Dr Zoë Harcombe, PhD set out in the late 1980s to find out why the obesity epidemic was occurring and how dietary guidelines were involved. The purpose of her PhD in public health nutritio, was to conduct a systematic review and meta-analysis of the evidence supporting the introduction of dietary fat recommendations in 1977 and 1983. This talk was given at the Public Health Collaboration conference 2017 in Manchester.
Dr Harcombe begins her talk by outlining some key facts about fat. Interestingly, with the exception of a few foods such as avocados and nuts, natural, ‘real’ foods generally do not contain both carbohydrate and fat in appreciable quantities. It is the ‘fake food’ industry that produces processed foods with large amounts of both. A common myth is that animal products, especially red meat, contain predominantly saturated fat. Firstly, any food that contains fat, contains all three types of fat: saturated, monounsaturated and polyunsaturated, though these are in varying proportions. Secondly, dairy is the only food group that is predominantly saturated fat. Thirdly, dietary guidelines suggest eating oily fish in place of red meat, such as steak, for the purpose of reducing total fat and saturated fat, however, oily fish actually contains more of both. Finally, olive oil is touted as a healthy food, yet one tablespoon contains more saturated fat than 100 grams of pork chop. Whilst all of these foods can certainly contribute to a healthy diet, the confusion over the different types of fat is a sign that current guidelines are poorly informed.
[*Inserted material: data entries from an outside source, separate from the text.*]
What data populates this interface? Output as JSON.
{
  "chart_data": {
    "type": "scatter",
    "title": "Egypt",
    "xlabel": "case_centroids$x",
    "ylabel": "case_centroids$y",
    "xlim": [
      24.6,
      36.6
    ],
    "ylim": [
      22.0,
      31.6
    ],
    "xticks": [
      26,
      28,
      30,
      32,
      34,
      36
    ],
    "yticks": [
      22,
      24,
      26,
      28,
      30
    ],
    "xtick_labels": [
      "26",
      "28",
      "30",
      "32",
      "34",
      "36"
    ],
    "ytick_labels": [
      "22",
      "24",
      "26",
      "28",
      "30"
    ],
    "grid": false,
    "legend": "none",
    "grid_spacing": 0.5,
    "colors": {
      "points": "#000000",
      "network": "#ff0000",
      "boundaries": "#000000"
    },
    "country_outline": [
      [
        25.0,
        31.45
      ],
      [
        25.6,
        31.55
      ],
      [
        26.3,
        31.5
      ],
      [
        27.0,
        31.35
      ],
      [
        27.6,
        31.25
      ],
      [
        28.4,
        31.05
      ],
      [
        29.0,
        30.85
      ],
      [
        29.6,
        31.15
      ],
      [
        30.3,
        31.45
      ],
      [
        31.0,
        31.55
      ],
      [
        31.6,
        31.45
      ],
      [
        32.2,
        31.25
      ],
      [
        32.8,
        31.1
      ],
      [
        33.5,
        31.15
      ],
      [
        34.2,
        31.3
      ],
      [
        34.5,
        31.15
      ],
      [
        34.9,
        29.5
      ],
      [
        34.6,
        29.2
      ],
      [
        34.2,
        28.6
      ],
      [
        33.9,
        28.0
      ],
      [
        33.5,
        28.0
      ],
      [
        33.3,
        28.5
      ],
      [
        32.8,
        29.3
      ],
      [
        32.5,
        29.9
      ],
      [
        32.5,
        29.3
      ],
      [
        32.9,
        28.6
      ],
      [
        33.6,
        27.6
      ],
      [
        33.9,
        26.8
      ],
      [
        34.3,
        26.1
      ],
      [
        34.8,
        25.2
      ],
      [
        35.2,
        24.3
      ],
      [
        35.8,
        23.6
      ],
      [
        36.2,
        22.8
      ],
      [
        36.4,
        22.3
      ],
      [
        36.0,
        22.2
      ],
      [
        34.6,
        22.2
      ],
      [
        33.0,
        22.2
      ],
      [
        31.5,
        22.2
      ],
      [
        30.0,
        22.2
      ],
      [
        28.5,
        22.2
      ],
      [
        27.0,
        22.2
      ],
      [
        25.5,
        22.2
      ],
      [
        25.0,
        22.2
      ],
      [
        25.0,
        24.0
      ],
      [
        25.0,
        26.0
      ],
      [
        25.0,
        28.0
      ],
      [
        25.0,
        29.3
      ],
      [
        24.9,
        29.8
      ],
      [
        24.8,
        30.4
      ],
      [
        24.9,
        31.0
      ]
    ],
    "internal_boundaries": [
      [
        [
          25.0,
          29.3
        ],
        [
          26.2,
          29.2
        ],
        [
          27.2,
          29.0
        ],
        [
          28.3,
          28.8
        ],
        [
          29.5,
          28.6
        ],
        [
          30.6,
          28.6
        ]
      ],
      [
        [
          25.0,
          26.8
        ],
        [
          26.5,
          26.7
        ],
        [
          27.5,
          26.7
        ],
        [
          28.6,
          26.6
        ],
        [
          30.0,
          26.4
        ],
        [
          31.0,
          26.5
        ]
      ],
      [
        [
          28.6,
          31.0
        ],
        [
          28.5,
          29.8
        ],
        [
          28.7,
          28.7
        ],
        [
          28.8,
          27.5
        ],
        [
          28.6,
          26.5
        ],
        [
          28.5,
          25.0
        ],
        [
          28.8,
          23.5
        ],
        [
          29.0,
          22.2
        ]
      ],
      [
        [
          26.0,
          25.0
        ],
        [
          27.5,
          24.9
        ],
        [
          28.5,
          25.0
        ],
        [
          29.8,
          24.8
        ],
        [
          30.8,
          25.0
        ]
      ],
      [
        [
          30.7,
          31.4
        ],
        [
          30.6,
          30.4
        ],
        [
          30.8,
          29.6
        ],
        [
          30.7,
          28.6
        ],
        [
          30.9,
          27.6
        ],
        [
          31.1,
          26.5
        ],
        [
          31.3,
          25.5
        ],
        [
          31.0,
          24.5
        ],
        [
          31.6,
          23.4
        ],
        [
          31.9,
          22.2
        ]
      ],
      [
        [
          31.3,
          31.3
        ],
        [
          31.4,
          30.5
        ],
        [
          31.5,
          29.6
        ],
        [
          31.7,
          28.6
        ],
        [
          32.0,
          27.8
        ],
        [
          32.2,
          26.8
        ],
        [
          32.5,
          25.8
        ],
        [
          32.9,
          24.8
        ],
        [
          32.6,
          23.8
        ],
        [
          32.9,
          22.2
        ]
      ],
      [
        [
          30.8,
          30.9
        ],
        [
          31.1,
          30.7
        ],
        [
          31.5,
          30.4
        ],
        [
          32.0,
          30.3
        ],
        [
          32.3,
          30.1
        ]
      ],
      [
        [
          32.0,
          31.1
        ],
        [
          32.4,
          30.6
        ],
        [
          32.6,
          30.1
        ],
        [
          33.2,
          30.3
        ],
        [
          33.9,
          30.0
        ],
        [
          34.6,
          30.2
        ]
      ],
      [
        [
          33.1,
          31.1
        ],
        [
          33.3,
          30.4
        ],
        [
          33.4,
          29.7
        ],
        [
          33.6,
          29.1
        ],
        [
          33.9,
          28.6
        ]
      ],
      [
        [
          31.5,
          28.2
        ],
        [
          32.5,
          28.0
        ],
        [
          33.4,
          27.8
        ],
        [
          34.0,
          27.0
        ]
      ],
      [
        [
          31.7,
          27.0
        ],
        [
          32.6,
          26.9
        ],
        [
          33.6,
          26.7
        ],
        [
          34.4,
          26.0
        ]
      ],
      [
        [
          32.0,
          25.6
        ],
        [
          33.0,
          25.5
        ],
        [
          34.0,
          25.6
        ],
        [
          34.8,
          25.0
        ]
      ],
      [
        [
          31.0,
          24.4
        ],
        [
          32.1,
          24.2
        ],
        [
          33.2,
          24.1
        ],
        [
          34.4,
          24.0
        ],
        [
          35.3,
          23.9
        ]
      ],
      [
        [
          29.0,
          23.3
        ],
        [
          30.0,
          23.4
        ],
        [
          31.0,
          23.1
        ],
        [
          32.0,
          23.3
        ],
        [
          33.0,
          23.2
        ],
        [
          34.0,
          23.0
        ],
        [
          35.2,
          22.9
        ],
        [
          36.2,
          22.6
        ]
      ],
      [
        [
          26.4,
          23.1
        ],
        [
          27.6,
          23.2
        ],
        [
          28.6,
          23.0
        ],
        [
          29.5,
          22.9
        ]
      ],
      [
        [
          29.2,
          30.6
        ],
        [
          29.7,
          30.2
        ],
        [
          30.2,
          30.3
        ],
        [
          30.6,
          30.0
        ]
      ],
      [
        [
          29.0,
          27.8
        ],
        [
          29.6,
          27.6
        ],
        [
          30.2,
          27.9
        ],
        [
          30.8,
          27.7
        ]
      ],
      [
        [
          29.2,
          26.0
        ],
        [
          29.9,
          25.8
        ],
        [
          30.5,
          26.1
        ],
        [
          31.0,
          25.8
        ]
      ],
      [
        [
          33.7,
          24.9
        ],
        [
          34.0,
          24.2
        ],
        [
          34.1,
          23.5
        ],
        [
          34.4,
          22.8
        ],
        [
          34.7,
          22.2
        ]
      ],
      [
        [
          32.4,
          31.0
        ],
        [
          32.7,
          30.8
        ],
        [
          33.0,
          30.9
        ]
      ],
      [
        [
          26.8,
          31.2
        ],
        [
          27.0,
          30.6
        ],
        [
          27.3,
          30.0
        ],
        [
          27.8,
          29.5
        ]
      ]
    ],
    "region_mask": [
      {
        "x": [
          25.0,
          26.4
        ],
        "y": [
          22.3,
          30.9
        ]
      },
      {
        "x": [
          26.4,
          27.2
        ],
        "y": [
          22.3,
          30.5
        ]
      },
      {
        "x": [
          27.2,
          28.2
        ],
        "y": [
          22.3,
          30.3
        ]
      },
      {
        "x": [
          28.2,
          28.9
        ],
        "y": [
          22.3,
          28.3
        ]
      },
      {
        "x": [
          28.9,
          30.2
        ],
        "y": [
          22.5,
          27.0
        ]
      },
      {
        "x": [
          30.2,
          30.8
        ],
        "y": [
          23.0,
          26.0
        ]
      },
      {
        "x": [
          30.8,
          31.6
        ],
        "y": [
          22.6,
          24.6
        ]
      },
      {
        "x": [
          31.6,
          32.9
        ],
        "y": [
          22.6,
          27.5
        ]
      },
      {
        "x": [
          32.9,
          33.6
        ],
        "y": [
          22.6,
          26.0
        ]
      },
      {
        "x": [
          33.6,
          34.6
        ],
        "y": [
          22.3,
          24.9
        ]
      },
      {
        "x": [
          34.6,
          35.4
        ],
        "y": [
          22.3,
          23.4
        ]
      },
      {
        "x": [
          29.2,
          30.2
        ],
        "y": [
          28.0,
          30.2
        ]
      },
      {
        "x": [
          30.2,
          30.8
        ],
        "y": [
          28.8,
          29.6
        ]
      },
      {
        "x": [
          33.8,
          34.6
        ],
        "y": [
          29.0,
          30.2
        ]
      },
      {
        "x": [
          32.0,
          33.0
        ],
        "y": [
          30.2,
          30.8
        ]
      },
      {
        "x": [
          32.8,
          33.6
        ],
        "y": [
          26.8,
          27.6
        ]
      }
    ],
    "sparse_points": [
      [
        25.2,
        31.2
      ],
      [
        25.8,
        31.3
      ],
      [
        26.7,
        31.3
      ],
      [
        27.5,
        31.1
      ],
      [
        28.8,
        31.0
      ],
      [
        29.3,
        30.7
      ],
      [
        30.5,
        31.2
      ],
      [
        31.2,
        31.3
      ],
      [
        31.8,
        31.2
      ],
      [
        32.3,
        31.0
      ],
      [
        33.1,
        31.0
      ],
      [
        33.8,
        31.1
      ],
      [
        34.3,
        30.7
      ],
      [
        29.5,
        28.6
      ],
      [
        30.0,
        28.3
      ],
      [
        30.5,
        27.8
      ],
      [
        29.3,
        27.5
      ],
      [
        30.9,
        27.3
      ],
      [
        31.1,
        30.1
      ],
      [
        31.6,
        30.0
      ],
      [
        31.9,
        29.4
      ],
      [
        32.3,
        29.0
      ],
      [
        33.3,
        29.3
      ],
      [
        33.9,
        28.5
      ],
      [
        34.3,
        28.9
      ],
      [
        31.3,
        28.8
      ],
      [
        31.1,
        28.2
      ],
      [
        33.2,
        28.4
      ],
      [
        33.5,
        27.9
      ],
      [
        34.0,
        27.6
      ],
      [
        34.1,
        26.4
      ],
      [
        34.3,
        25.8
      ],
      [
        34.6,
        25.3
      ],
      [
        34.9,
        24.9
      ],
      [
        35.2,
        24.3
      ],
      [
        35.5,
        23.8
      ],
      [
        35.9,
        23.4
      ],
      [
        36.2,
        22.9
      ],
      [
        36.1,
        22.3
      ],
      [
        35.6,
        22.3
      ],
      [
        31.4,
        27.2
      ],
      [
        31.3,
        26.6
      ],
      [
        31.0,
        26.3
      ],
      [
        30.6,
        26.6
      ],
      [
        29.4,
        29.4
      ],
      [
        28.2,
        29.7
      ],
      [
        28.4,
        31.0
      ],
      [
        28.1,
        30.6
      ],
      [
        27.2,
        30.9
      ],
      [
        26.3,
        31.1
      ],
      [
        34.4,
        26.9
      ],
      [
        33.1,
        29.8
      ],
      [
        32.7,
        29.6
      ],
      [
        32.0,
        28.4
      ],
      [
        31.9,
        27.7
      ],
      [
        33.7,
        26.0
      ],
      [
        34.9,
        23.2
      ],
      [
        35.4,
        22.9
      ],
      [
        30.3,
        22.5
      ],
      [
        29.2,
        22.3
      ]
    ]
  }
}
New dietary guidelines were implemented in the USA in 1980, and in Britain in 1984. These guidelines ran counter to the old way of thinking, and set limits on the amount of dietary fats, particularly on saturated fat. In Britai, it was recommended that no more than 30% of energy should come from fats, and 10% from saturates. Since protein is relatively constant in the diet, the recommended proportion of dietary carbohydrate increased to 55% to make up the lost calories. The changes in dietary fat guidelines came about because of the rate of heart-related deaths in the USA in 1950, which stood at 40% of deaths (0.59% of the population).
The new dietary fat recommendations were made for the USA and Britain based on the inconclusive results of six secondary randomised controlled trials (RCTs). In fact none of these studies recommended change, and most actually cautioned against it. The epidemiological evidence at the time, also from six studies, did not support the changes either. None of these found a significant association between total fat and coronary heart disease (CHD), and only one found an association between saturated fat and CHD. This was the Seven Countries Study, conducted by American physiologist Ancel Keys, which found no associations for smoking, physical activity or weight – things which we now know to be heavily associated with CHD. Dr Harcombe goes on to address weaknesses in today’s evidence against saturated fat, of which there are many.
Dr Harcombe finishes by highlighting how much of the population’s dietary saturated fat comes from processed foods, both in the UK and the USA, concluding that the single most important guideline that should be implemented is to “eat real food”.